Dea Birkett

Big cats and acrobats

Pascal Jacob celebrates the universal appeal of jugglers, clowns and trapeze artists, from ancient Mesopotamia to the present

issue 13 October 2018

We’re celebrating 250 years of circus this year. In 1768, the retired cavalryman and entrepreneur Philip Astley, together with his trick-rider wife Patty Jones (whose act was to gallop around the ring smothered in a swarm of bees) took a piece of rope, laid it in a circle on a piece of marshy land at London’s South Bank, and filled it with astonishing acts — tumblers, acrobats, jugglers, clowns. This was the very first circus. Every circus, anywhere in the world, began at that moment. The extraordinary new art form — a collection of street acts and horse tricks, infused with spectacle and risk and set in a circle — quickly trotted off around the world. It first sailed to Dublin, then spread throughout Europe and over to America, India and Australia. There has even been a circus in Antarctica.

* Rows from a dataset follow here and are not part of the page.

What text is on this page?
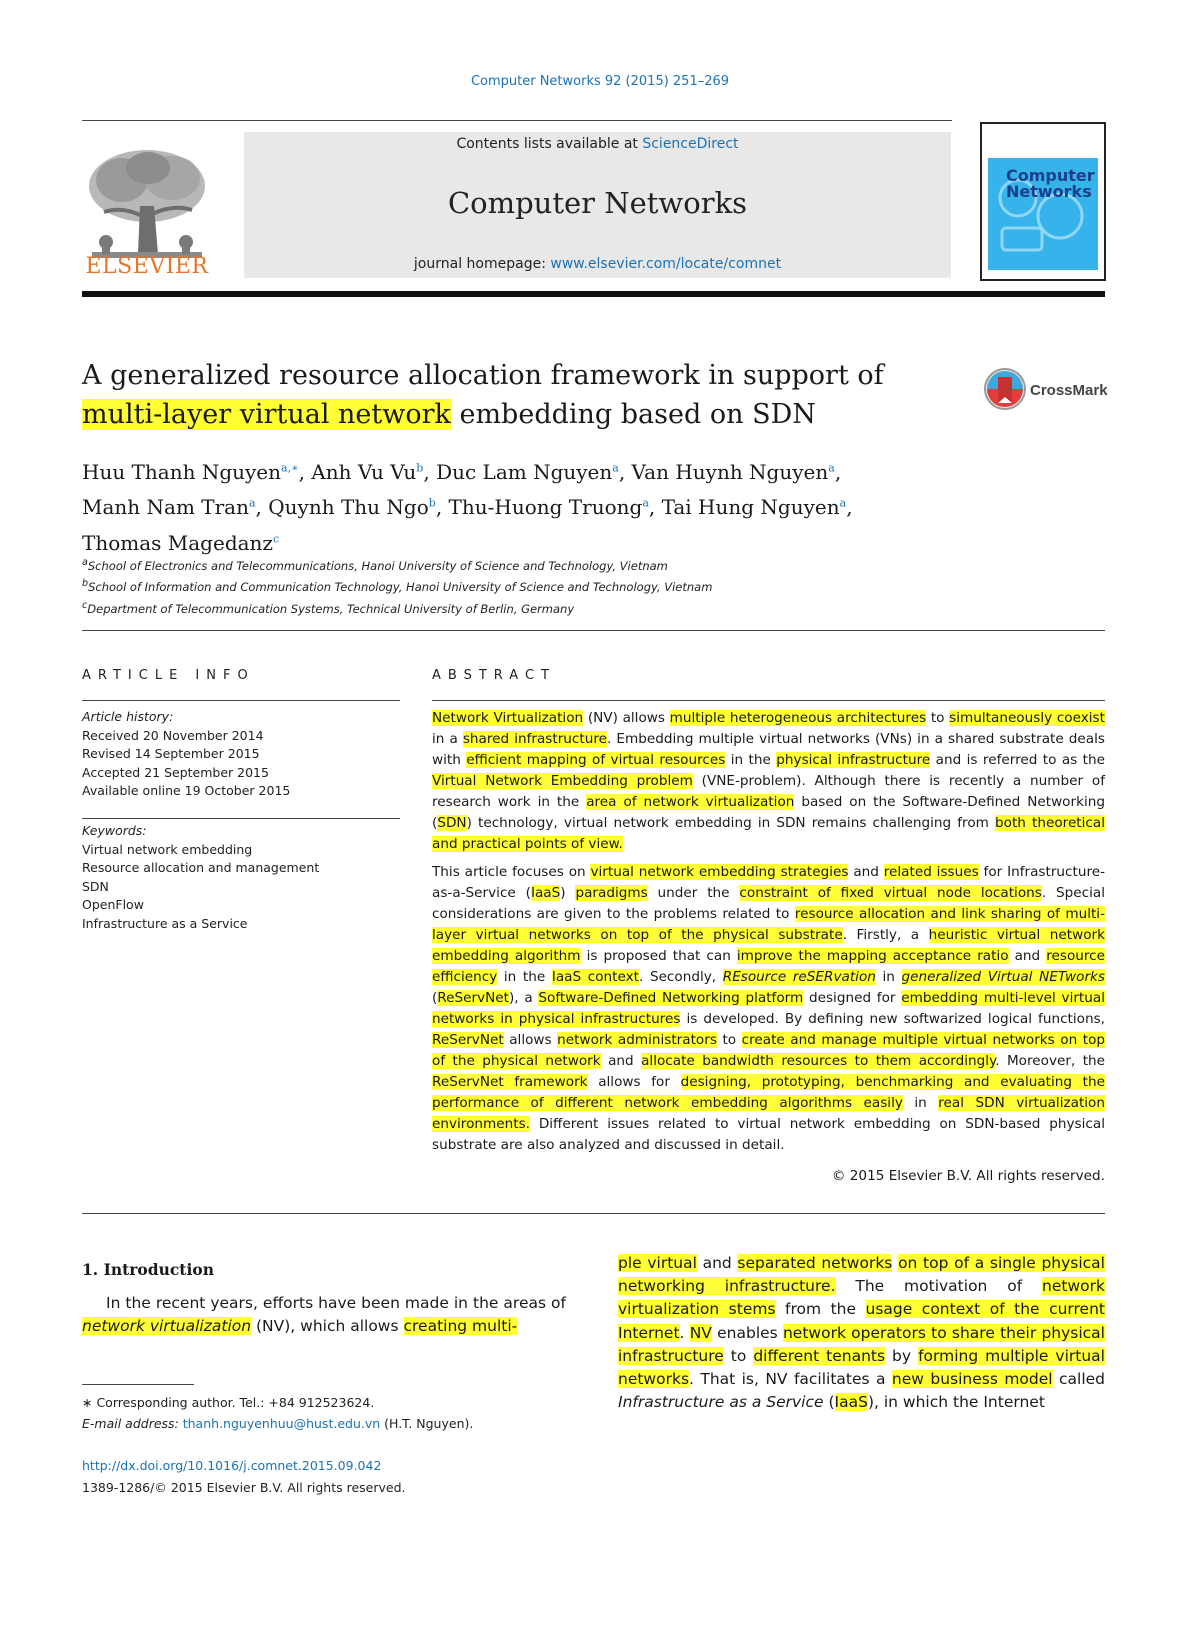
Computer Networks 92 (2015) 251–269
ELSEVIER
Contents lists available at ScienceDirect
Computer Networks
journal homepage: www.elsevier.com/locate/comnet
Computer
Networks
A generalized resource allocation framework in support of
multi-layer virtual network embedding based on SDN
CrossMark
Huu Thanh Nguyen$^{a,∗}$, Anh Vu Vu$^b$, Duc Lam Nguyen$^a$, Van Huynh Nguyen$^a$,
Manh Nam Tran$^a$, Quynh Thu Ngo$^b$, Thu-Huong Truong$^a$, Tai Hung Nguyen$^a$,
Thomas Magedanz$^c$
$^a$School of Electronics and Telecommunications, Hanoi University of Science and Technology, Vietnam
$^b$School of Information and Communication Technology, Hanoi University of Science and Technology, Vietnam
$^c$Department of Telecommunication Systems, Technical University of Berlin, Germany
ARTICLE INFO
Article history:
Received 20 November 2014
Revised 14 September 2015
Accepted 21 September 2015
Available online 19 October 2015
Keywords:
Virtual network embedding
Resource allocation and management
SDN
OpenFlow
Infrastructure as a Service
ABSTRACT
Network Virtualization (NV) allows multiple heterogeneous architectures to simultaneously coexist in a shared infrastructure. Embedding multiple virtual networks (VNs) in a shared substrate deals with efficient mapping of virtual resources in the physical infrastructure and is referred to as the Virtual Network Embedding problem (VNE-problem). Although there is recently a number of research work in the area of network virtualization based on the Software-Defined Networking (SDN) technology, virtual network embedding in SDN remains challenging from both theoretical and practical points of view.
This article focuses on virtual network embedding strategies and related issues for Infrastructure-as-a-Service (IaaS) paradigms under the constraint of fixed virtual node locations. Special considerations are given to the problems related to resource allocation and link sharing of multi-layer virtual networks on top of the physical substrate. Firstly, a heuristic virtual network embedding algorithm is proposed that can improve the mapping acceptance ratio and resource efficiency in the IaaS context. Secondly, REsource reSERvation in generalized Virtual NETworks (ReServNet), a Software-Defined Networking platform designed for embedding multi-level virtual networks in physical infrastructures is developed. By defining new softwarized logical functions, ReServNet allows network administrators to create and manage multiple virtual networks on top of the physical network and allocate bandwidth resources to them accordingly. Moreover, the ReServNet framework allows for designing, prototyping, benchmarking and evaluating the performance of different network embedding algorithms easily in real SDN virtualization environments. Different issues related to virtual network embedding on SDN-based physical substrate are also analyzed and discussed in detail.
© 2015 Elsevier B.V. All rights reserved.
1. Introduction
In the recent years, efforts have been made in the areas of network virtualization (NV), which allows creating multi-
ple virtual and separated networks on top of a single physical networking infrastructure. The motivation of network virtualization stems from the usage context of the current Internet. NV enables network operators to share their physical infrastructure to different tenants by forming multiple virtual networks. That is, NV facilitates a new business model called Infrastructure as a Service (IaaS), in which the Internet
∗ Corresponding author. Tel.: +84 912523624.
E-mail address: thanh.nguyenhuu@hust.edu.vn (H.T. Nguyen).
http://dx.doi.org/10.1016/j.comnet.2015.09.042
1389-1286/© 2015 Elsevier B.V. All rights reserved.
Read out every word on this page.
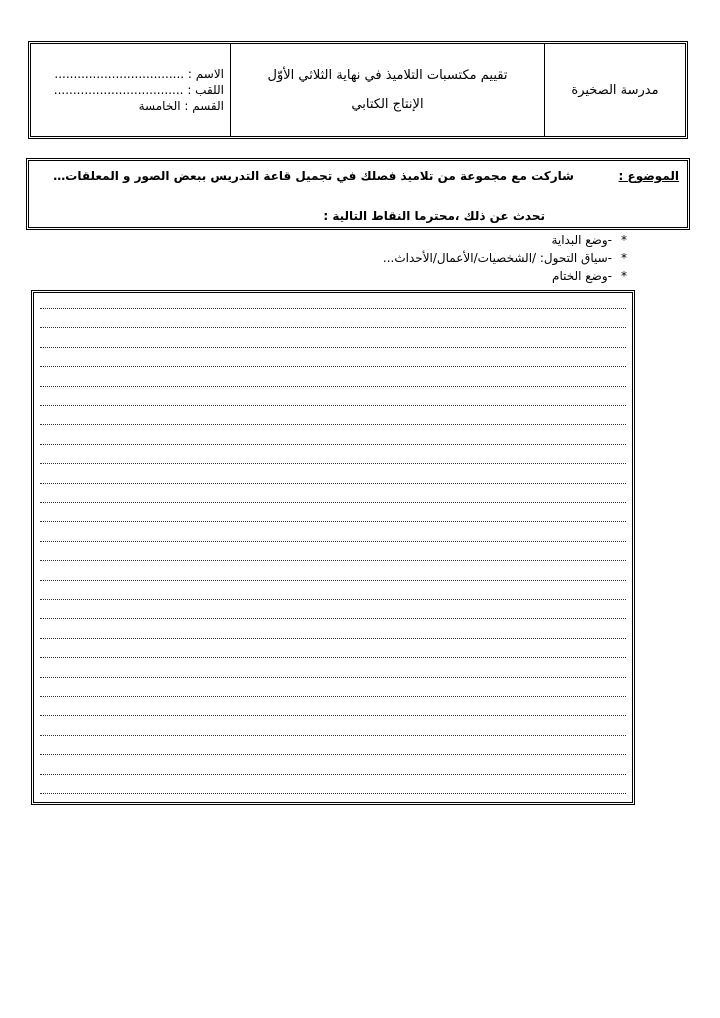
مدرسة الصخيرة
تقييم مكتسبات التلاميذ في نهاية الثلاثي الأوّل
الإنتاج الكتابي
الاسم : ..................................
اللقب : ..................................
القسم : الخامسة
الموضوع :
شاركت مع مجموعة من تلاميذ فصلك في تجميل قاعة التدريس ببعض الصور و المعلقات…
تحدث عن ذلك ،محترما النقاط التالية :
*
-وضع البداية
*
-سياق التحول: /الشخصيات/الأعمال/الأحداث...
*
-وضع الختام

It’s Britain’s most successful cultural export.

Circus arrived in France in 1774, just six years after the first circus. French circus still flourishes, with an internationally acclaimed state-supported circus school in Chalons de Champagne and five circuses to appear concurrently this Christmas in Paris, one run by the book’s author. As Pascal Jacob points out, circus is an ‘intuitive diaspora’. A distinguished circus promoter and cultural historian, Jacob has donated his vast private collection to the French National Library. Most of the illustrations in this beautiful book — vibrant posters, architectural drawings of circus buildings and group photographic portraits of performers — come from there. These images are the stars of The Circus.

Controversially, Jacob begins his visual history not in 18th-century London, but in Mesopotamia and other ancient communities, ‘fascinated by balancing skills and great leaps in the air, feats of prowess on a tightrope or the skilful manipulation of objects’.